Once again, I hope you are able to enjoy a restful and pleasant holiday next week as we look forward to the remainder of the semester – and ongoing discussion.

Sincerely,
Susan Herbst

GENERAL INFORMATION FROM THE UNIVERSITY OF CONNECTICUT:

UConn is continuing to review an incident that occurred between two groups of students on the evening of Sept. 29-30 as one group painted “the spirit rock” near North Garage. Painting the rock is a student tradition allowable and governed under UConn policies.

The participants were primarily members of Alpha Kappa Alpha (AKA), a historically black sorority; and Pi Kappa Alpha (PIKE), a fraternity. PIKE had previously painted the rock in honor of an individual facing a critical medical crisis. AKA members wished to paint it in honor of the anniversary of their charter.

AKA contacted police twice that night to report that PIKE was attempting to deter the women from painting the rock over a span of several hours. The specifics remain in dispute.

UConn’s Office of Community Standards initiated an investigation upon receiving a complaint from AKA after the incident and UConn Police have an open case as well.

The university interviewed numerous members of both groups at length and reviewed other material to ascertain what occurred, the intent involved, and what conduct constituted a violation of the Student Code.

The sorority adviser and some members of AKA indicated in interviews or via written statements with Community Standards that the men’s conversation to and about them, while rude and intimidating, did not include racial comments.

The investigation found PIKE engaged in intimidation and bullying. Student Affairs recommended a series of sanctions against PIKE, including probation until at least May 2015 (they must apply to have probation lifted; it is not automatic), mandatory education to increase sensitivity on issues of race and diversity, and a ban on painting any rocks through the rest of the academic year.

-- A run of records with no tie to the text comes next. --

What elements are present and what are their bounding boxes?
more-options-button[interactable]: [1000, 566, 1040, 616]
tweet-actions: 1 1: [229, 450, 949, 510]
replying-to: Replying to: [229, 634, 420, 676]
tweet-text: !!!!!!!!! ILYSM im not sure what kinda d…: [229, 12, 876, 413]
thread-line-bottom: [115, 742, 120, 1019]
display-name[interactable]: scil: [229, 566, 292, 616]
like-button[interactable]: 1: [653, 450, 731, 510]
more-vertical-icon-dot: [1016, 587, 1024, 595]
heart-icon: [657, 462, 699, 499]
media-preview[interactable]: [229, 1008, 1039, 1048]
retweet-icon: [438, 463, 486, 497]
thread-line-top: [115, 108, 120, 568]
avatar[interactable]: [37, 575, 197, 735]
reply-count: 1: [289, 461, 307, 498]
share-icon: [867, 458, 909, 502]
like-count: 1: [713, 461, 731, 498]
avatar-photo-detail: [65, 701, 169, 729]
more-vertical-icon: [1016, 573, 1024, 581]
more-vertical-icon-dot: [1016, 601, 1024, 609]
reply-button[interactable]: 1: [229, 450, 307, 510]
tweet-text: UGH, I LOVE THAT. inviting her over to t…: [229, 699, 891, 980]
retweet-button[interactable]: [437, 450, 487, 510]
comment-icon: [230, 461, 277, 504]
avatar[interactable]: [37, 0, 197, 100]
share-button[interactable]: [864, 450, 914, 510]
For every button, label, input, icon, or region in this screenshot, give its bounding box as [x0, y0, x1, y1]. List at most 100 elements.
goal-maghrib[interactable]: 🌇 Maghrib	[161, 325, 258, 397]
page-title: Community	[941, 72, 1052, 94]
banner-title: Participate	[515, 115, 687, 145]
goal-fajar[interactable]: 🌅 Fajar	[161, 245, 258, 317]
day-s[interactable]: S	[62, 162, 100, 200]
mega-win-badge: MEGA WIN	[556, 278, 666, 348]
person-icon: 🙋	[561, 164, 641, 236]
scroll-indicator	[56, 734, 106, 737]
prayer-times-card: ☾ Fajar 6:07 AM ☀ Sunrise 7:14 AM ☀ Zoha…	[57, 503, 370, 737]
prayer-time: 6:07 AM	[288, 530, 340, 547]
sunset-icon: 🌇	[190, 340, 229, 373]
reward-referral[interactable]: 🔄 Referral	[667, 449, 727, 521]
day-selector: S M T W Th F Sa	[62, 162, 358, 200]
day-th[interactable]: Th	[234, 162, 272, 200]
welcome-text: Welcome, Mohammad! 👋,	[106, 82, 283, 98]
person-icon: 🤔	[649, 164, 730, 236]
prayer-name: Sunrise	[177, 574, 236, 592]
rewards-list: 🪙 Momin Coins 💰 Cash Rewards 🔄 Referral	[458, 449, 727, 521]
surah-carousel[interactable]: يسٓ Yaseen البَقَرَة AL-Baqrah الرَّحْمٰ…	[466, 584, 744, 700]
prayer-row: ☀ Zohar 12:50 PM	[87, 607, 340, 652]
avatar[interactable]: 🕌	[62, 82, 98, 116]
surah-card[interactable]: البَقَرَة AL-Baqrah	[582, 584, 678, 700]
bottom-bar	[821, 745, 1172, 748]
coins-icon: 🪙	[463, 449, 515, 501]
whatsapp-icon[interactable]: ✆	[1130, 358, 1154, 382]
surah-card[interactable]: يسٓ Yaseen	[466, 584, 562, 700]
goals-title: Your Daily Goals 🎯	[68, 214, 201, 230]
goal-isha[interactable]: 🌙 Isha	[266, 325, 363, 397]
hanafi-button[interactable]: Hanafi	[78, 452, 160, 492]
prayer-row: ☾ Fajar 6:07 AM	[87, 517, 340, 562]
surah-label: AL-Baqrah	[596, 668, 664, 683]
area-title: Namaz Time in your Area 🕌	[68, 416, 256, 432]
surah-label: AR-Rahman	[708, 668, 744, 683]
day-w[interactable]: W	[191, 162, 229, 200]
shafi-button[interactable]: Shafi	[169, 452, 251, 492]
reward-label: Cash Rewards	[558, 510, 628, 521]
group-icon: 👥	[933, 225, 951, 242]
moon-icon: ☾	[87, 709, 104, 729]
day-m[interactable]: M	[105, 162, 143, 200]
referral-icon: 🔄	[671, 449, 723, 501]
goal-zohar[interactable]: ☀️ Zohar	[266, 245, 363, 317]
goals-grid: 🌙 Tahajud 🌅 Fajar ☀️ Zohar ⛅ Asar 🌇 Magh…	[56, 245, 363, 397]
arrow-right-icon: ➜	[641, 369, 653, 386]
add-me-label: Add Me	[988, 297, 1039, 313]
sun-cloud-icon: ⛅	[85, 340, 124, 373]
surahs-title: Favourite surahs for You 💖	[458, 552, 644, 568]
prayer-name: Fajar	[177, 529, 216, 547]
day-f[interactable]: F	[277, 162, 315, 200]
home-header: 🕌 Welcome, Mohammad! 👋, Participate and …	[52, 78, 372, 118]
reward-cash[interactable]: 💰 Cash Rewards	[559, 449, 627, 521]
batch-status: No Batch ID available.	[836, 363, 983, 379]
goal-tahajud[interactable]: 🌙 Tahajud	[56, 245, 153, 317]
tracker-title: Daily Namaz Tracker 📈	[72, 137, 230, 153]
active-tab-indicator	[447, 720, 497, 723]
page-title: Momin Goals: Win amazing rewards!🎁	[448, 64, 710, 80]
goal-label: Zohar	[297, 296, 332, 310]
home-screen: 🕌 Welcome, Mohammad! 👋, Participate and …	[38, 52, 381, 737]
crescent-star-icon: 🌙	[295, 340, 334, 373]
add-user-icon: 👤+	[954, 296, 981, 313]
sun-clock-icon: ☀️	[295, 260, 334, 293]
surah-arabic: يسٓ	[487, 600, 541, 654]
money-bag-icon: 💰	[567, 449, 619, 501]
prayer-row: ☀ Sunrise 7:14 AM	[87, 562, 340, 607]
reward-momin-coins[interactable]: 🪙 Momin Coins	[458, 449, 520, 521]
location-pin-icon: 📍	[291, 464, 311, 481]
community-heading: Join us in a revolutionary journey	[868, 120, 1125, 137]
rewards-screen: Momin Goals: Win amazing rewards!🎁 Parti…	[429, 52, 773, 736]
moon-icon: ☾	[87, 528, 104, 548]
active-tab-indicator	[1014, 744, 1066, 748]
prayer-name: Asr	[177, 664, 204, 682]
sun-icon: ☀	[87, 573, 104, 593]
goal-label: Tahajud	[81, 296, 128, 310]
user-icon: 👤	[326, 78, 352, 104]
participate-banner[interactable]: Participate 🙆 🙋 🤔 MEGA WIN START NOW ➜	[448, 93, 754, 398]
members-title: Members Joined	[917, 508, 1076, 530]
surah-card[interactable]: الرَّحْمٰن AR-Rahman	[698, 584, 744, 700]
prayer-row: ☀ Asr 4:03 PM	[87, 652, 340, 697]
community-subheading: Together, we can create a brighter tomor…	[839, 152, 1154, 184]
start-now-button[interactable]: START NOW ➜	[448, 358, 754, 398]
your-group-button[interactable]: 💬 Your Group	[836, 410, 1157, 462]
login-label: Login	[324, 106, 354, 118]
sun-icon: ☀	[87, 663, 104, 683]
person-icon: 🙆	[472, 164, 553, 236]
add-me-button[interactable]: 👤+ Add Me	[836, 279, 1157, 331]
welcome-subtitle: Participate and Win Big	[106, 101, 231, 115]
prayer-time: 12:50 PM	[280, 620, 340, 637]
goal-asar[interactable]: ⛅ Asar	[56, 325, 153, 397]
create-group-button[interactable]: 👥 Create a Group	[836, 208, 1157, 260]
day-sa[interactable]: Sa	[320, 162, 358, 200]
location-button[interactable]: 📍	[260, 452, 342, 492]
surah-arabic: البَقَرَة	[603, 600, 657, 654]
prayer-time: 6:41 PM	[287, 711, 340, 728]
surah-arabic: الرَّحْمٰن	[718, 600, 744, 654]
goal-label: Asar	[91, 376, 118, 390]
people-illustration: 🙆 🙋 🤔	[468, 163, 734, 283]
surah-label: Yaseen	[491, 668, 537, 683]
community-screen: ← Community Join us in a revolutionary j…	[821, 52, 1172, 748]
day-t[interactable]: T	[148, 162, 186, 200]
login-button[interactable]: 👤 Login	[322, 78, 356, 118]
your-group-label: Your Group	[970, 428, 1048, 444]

Several weeks later, during a Nov. 10 public forum, AKA’s adviser said she had been referred to during the incident as a “fat black bitch” and that the women were called “whores.”

The fraternity members at the scene have denied making any comments based on the women’s race or using derogatory language to describe or intimidate them.

Based on additional statements made during the Nov. 10 forum, UConn has reached out to the involved parties to seek more information. UConn Police also contacted them about whether they wished to file a formal complaint that officers would use to initiate a criminal investigation.

Both sides have the right to appeal the sanctions imposed against PIKE.

UConn is committed to a learning environment that respects the rights of all students and provides a thorough, fair disciplinary process. President Susan Herbst is also inviting the leaders of the various fraternity councils to meet with her in coming weeks to discuss broader concerns raised during the Nov. 10 forum about inclusiveness, mutual respect, and civility.